Tiang Penyangga Kehidupan di Tengah Kehancuran
Dia memanggul seorang suami yang jiwanya mungkin sudah patah, seorang lelaki yang menjadi luka berjalan. Dia menopangnya di dalam hati, menjadi ruang aman terakhir baginya. Dia menggendong keluarga di atas kepalanya, sebuah kapal kecil di tengah badai api, dan dia adalah nahkodanya. Lalu dia memikul seluruh perang ini di bahunya, sebuah langit yang runtuh setiap hari, dan dia menahannya agar tidak menimpa semua orang.
Bagaimana dia melakukannya? Dia adalah seorang alkemis ulung. Dia menelan racun duka, dan di dalam tungku jiwanya, racun itu berubah menjadi penawar. Dia berselimutkan lara, lalu menenunnya menjadi jubah kehangatan untuk anak-anaknya yang menggigil. Dia hidup dari remah-remah ketiadaan, lalu dari remah itu dia meramu tempat bernaung, sepotong roti yang rasanya seperti surga, dan pakaian untuk menutupi martabat.
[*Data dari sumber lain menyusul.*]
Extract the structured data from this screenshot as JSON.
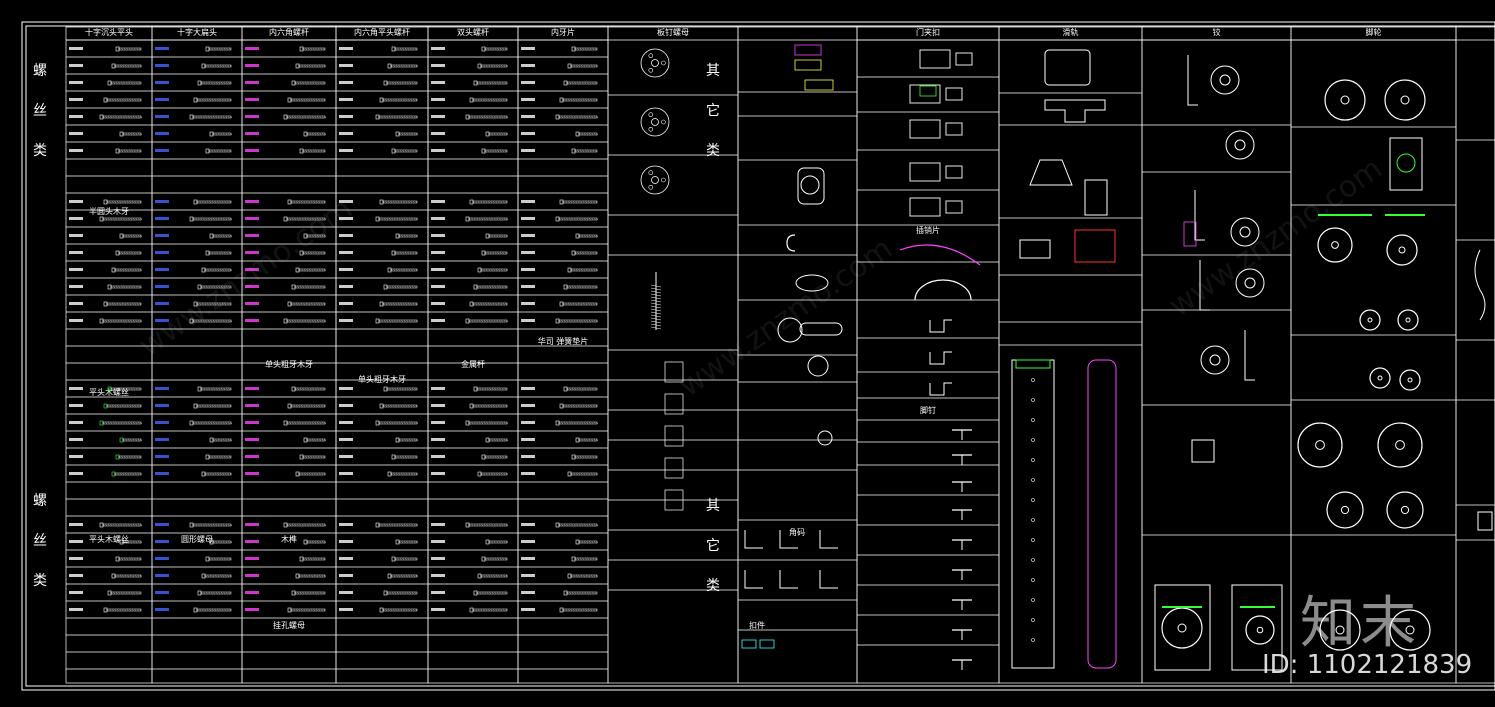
{
  "sheet": {
    "side_label_top": [
      "螺",
      "丝",
      "类"
    ],
    "side_label_bottom": [
      "螺",
      "丝",
      "类"
    ],
    "headers": [
      "十字沉头平头",
      "十字大扁头",
      "内六角螺杆",
      "内六角平头螺杆",
      "双头螺杆",
      "内牙片",
      "板钉螺母",
      "",
      "门夹扣",
      "滑轨",
      "铰",
      "脚轮"
    ],
    "sub_headers": {
      "col1_mid": "半圆头木牙",
      "col1_low": "平头木螺丝",
      "col1_bottom": "平头木螺丝",
      "col2_bottom": "圆形螺母",
      "col3_mid": "单头粗牙木牙",
      "col3_bottom": "木榫",
      "col3_bottom2": "挂孔螺母",
      "col4_mid": "单头粗牙木牙",
      "col5_mid": "金属杆",
      "col6_mid": "华司 弹簧垫片",
      "col9_mid": "插销片",
      "col9_mid2": "脚钉",
      "col8_mid": "角码",
      "col8_bottom": "扣件"
    },
    "other_label_top": [
      "其",
      "它",
      "类"
    ],
    "other_label_bottom": [
      "其",
      "它",
      "类"
    ]
  },
  "watermark": {
    "logo": "知末",
    "id_text": "ID: 1102121839",
    "diagonal": "www.znzmo.com"
  },
  "colors": {
    "background": "#000000",
    "line": "#ffffff",
    "accent_magenta": "#ff44ff",
    "accent_green": "#33ff33",
    "accent_blue": "#4466ff",
    "accent_red": "#ff3333",
    "accent_cyan": "#33ffff",
    "accent_yellow": "#ffff44"
  }
}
Di sinilah makna Madrasatul Ula (sekolah pertama) menemukan wujudnya yang paling ekstrem. Sekolahnya tidak berdinding, kurikulumnya ditulis dengan darah. Dia tidak mengajari anaknya A-B-C, tapi dia mengajari mereka Alif-Lam-Mim; tentang hal gaib yang harus mereka imani saat kenyataan terlalu brutal untuk diterima. Dia mengajari mereka bahwa suara bom boleh jadi lebih keras, tapi janji Allah jauh lebih pasti.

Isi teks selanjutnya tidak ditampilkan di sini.